「なんで女の子に生まれてこなかったのよ!」と叱られ泣いた私の現在

ジェンダーバイアスを解体するためには
横山 起也 プロフィール

「文化的な思い込み」を理論で解体

この体験は私にとって大きく、この後「社会におしつけられた思い込みは、条件がそろえば簡単に解体できるのではないか」と考えるにいたり、その後、ジェンダーバイアスを解体するイベントを開催するようになった。

その例として、ある高校でのイベントを挙げてみたい。

まず、最初の一時間で参加者の男の子にも女の子にも編み物をしてもらう。

すると、慣れてない人にはそれなりに難しいからすぐに編むことに集中して、没頭してしまう。

そして編んだあとに、講演を始めるときに「さっき編んで集中していたときは自分が男とか女とか気にしましたか?」と聞いてみる。

皆の感性に問いかけるのである。

すると全員が「編みはじめて集中したら、そんなことはまったく気にしなかった」という。

 

この「参加者の中にあるジェンダーバイアスを乗り越えたことを体感する」という段階はとても大事なものだ。

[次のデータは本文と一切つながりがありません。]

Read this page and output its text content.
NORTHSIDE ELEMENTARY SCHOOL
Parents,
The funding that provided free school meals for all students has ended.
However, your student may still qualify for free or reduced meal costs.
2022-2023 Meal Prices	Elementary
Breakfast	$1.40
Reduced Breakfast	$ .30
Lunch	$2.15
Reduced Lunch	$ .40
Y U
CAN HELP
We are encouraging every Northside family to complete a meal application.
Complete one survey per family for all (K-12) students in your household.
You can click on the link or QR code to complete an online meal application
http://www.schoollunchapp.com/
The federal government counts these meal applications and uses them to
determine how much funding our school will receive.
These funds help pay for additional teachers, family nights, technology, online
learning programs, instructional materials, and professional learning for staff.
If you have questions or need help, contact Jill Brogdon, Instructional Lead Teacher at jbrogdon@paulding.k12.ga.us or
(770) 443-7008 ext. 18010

ワークショップ前は、戸惑っていた参加者の表情が、すっきりとした顔になるのを見るだけで、ジェンダーバイアスという境界がなくなったことが誰でもわかる。

それから、日本の歴史のなかでいかに編み物にジェンダーバイアスが染みついていったかの理由を、文化史の側面から話す。

「文化的な思い込み」を理論で解体するのである。

このようなイベントを開催し、参加者の話を聞いていると、かなり多くの人がさまざまなジェンダーバイアスの制限を受けていることがわかる。

そんな枷(バイアス)は解体した方がみんなのためである。

所詮は社会的な思い込みなのだ。

歴史的な慣性に引きずられたまま過ごしていくことのどこに意味があるのか、一人一人が自分の胸に問うた方が良い。

「社会は堅固なもの」というだけの理由でその思い込みを捨てないのは怠惰に過ぎないからだ。

こういうことを言うと「伝統を壊してはならない」とか「歴史の重みを大事にしないといけない」と論ずる方もいらっしゃるが、それは的はずれな反論である。

意味のある伝統の力は必ず残るのだ。

大災害や大戦争を越えて、さまざまな文化がきちんと残っているのをみれば自明である。

歴史に関して述べるなら、編み物については前述のとおり、「編み物ざむらい」のような存在がみられる。

きちんと調べれば多様性で満ちているのである。

世界は多様だ。

そして我々も多様なのだ。

その本来の有り様に枷をかけることの害はたしかにある。

「自分はこういうことをしたいけれど、男だからやりにくいなあ」とか「ワタシ女だからちょっとそれは恥ずかしい」とか思ってしまうことは、莫大な可能性をなくし、気持ちや考え、行動を制限する枷である。

そんな「男らしさ」「女らしさ」など幻想に過ぎない。

生きかたを選択するとき、歴史的慣性などに振り回されている暇は、我々には、もうないのだ。